Away from Ukraine, Russian authorities are facing challenges in other former Soviet states, with deadly fighting between Azerbaijan and Armenia and border guard clashes between Kyrgyzstan and Tajikistan.
Western politicians and military officials have said it was too early to tell whether Ukraine's recent success marked a turning point because Russia had yet to fully respond.
"We should avoid euphoria. There is still a lot of work to be done to liberate our lands, and Russia has a large number of weapons," Oleksiy Danilov, secretary of the national security and defence council, said in an online post.
Ukraine Foreign Minister Dmytro Kuleba, in a Twitter post after the attacks on Kryvyi Rih, said "Russia is a terrorist state and must be recognised as such".

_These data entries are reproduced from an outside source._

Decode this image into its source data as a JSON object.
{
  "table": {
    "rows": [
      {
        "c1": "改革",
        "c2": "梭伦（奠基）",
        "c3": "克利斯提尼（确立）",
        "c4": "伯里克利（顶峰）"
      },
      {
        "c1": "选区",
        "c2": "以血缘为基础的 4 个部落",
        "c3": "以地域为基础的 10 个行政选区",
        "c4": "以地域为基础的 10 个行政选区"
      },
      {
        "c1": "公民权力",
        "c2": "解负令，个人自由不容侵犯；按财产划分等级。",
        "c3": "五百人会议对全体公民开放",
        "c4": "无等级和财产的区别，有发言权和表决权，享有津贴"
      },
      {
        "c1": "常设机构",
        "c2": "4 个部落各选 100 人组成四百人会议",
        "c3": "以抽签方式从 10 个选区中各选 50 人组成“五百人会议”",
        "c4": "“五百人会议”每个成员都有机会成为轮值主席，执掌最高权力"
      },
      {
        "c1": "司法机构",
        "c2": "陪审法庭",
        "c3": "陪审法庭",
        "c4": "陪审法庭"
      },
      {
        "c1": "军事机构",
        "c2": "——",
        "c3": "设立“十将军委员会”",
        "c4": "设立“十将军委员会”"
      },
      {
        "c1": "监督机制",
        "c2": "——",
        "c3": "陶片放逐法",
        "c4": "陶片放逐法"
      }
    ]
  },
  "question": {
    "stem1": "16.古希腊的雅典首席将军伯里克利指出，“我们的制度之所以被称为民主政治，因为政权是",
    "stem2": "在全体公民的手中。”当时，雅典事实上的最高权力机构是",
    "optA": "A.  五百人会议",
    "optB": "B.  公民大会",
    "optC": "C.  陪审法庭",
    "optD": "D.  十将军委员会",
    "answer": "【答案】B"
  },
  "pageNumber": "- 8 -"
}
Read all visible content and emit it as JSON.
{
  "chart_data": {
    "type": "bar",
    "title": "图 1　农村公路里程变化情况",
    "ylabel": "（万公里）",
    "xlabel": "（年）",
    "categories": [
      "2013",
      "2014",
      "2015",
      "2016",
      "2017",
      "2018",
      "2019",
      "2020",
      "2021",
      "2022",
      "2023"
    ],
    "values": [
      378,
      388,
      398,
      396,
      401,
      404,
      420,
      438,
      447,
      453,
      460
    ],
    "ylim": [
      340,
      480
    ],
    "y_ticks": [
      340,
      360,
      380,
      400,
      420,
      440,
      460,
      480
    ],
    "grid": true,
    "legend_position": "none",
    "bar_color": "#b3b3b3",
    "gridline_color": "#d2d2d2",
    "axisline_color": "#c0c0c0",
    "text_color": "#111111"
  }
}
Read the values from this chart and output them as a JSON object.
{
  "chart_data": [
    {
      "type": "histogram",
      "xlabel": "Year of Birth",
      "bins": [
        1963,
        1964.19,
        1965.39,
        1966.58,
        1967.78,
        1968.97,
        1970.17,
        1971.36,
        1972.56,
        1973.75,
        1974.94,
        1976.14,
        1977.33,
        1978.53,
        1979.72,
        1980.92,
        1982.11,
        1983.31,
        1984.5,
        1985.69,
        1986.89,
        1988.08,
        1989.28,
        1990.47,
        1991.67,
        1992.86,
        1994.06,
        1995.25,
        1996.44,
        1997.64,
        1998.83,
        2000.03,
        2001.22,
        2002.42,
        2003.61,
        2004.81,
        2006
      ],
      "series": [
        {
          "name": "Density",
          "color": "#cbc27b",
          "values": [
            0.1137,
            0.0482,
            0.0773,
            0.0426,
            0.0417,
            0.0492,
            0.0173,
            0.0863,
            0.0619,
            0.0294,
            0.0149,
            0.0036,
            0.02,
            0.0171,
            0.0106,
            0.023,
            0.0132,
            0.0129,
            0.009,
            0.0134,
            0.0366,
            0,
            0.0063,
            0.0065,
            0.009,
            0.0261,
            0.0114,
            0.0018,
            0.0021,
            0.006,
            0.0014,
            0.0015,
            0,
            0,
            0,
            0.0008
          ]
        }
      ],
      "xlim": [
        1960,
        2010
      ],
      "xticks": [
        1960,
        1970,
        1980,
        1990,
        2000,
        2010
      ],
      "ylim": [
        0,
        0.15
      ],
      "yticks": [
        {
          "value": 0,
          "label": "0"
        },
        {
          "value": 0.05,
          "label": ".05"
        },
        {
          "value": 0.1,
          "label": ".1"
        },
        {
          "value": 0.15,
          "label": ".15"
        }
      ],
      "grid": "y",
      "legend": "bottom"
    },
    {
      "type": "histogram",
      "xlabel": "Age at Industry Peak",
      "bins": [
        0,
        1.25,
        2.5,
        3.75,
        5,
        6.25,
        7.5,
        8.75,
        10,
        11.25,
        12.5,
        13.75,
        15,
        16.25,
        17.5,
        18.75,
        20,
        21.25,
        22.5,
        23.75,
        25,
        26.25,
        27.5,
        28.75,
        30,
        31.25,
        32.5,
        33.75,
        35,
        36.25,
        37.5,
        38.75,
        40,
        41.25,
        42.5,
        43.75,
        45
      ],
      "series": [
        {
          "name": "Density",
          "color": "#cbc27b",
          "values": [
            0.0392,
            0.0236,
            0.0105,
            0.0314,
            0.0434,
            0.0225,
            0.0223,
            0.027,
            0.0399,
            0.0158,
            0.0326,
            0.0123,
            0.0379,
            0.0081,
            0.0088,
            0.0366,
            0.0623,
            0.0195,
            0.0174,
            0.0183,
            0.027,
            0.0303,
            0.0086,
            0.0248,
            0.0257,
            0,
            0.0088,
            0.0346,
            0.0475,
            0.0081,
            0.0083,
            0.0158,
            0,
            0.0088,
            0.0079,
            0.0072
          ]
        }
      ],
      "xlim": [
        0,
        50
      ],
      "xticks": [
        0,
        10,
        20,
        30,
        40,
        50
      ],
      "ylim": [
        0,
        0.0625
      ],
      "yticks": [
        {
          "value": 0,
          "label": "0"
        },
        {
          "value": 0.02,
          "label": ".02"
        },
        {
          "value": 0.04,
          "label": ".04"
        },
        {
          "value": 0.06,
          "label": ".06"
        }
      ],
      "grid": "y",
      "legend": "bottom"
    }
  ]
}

In that vein, US senators from Democratic and Republican parties introduced legislation that would designate Russia as a state sponsor of terrorism. The measure is opposed by President Joe Biden's administration.
FEAR LINGERS IN IZIUM
Back in Izium, smashed windows, pock-marked facades and scorched walls lined a battle-scarred main thoroughfare comprised of deserted meat shops and pharmacies and ruined beauty salons. A forlorn handwritten sign on a front door read: 'People live here'.
With a pink hood wrapped around her face for warmth, Liubov Sinna, 74, said Izium residents were still fearful.
"Because we lived through this whole six months. We sat it out in cellars. We went through everything it is possible to go through. We absolutely cannot say that we feel safe," she said.
She said the town stood at the "gates of the Donbas", the eastern region whose entire capture Putin has talked up as a key war objective.
German Chancellor Olaf Scholz, who spoke to Putin over the phone this week, said the Russian president "unfortunately" still did not think his invasion was a mistake.
Putin says he wants to ensure Russian security and protect Russian-speakers in Ukraine. Ukraine and the West accuse Russia of an unprovoked war of aggression.
In a move that suggests Putin had wider war aims when he ordered troops into Ukraine on Feb. 24, three people close to the Russian leadership told Reuters that Putin had rejected a provisional deal with Kyiv around the time the war began.
They said the deal would have satisfied Russia's demand that Ukraine stay out of the US-led Western military alliance NATO. The Kremlin said the Reuters report had "absolutely no relation to reality". It also said Ukraine's ambitions to join NATO still presented a threat to Russia.